Tapi Fatimah tidak mengizinkannya masuk, "Maafkanlah, ayahku sedang demam," kata Fatimah yang membalikkan badan dan menutup pintu. Kemudian ia kembali menemani ayahnya yang ternyata sudah membuka mata dan bertanya pada Fatimah,

"Siapakah itu wahai anakku?" "Tak tahu ayah, sepertinya ia baru sekali ini aku melihatnya," tutur Fatimah lembut.

Lalu, Rasulullah menatap putrinya itu dengan pandangan yang menggetarkan.
Satu-persatu bagian wajahnya seolah hendak di kenang.
"Ketahuilah, dialah yang menghapuskan kenikmatan sementara, dialah yang memisahkan pertemuan di dunia. Dialah malakul maut,"
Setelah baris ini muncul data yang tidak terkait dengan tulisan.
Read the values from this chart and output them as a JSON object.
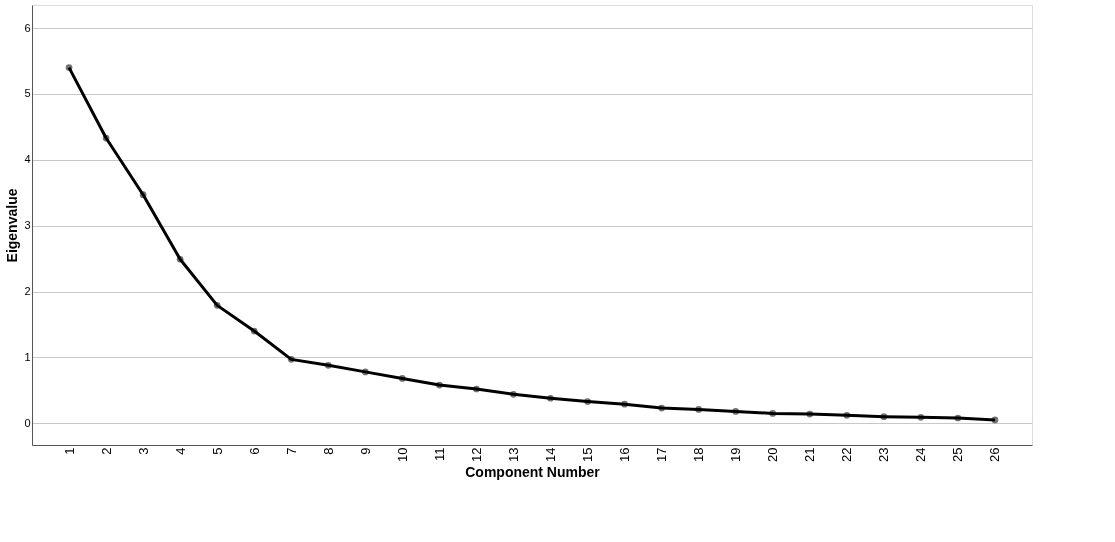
{
  "chart_data": {
    "type": "line",
    "xlabel": "Component Number",
    "ylabel": "Eigenvalue",
    "categories": [
      "1",
      "2",
      "3",
      "4",
      "5",
      "6",
      "7",
      "8",
      "9",
      "10",
      "11",
      "12",
      "13",
      "14",
      "15",
      "16",
      "17",
      "18",
      "19",
      "20",
      "21",
      "22",
      "23",
      "24",
      "25",
      "26"
    ],
    "series": [
      {
        "color": "#000000",
        "values": [
          5.4,
          4.33,
          3.47,
          2.49,
          1.79,
          1.4,
          0.97,
          0.88,
          0.78,
          0.68,
          0.58,
          0.52,
          0.44,
          0.38,
          0.33,
          0.29,
          0.23,
          0.21,
          0.18,
          0.15,
          0.14,
          0.12,
          0.1,
          0.09,
          0.08,
          0.05
        ]
      }
    ],
    "ylim": [
      -0.33,
      6.35
    ],
    "yticks": [
      0,
      1,
      2,
      3,
      4,
      5,
      6
    ],
    "grid": "y",
    "marker": "circle",
    "line_style": "solid"
  }
}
kata Rasulullah, Fatimah pun menahan ledakkan tangisnya.

Malaikat maut datang menghampiri, tapi Rasulullah menanyakan kenapa Jibril tidak ikut menyertai.
Kemudian dipanggilah Jibril yang sebelumnya sudah bersiap diatas langit dunia menyambut ruh kekasih Allah dan penghulu dunia ini.

"Jibril, jelaskan apa hakku nanti dihadapan Allah?" Tanya Rasululllah dengan suara yang amat lemah.

"Pintu-pintu langit telah terbuka, para malaikat telah menanti ruhmu. Semua surga terbuka lebar menanti
kedatanganmu dan para bidadarin sudah ta sabar menunggu kedatangan mu," kata jibril.

Tapi itu ternyata tak membuat Rasulullah lega, matanya masih penuh kecemasan.

"Engkau tidak senang mendengar kabar ini wahai kekasih Alloh?" Tanya Jibril lagi. "Kabarkan kepadaku bagaimana nasib umatku kelak?"

"Jangan khawatir, wahai Rasul Allah, aku pernah mendengar Allah berfirman kepadaku: 'Kuharamkan surga bagi siapa saja, kecuali umat Muhammad telah berada didalamnya,"

Detik-detik semakin dekat, saatnya Izrail melakukan tugas.

Perlahan ruh Rasulullah ditarik

Tampak seluruh tubuh Rasulullah bersimbah peluh, urat-urat lehernya menegang.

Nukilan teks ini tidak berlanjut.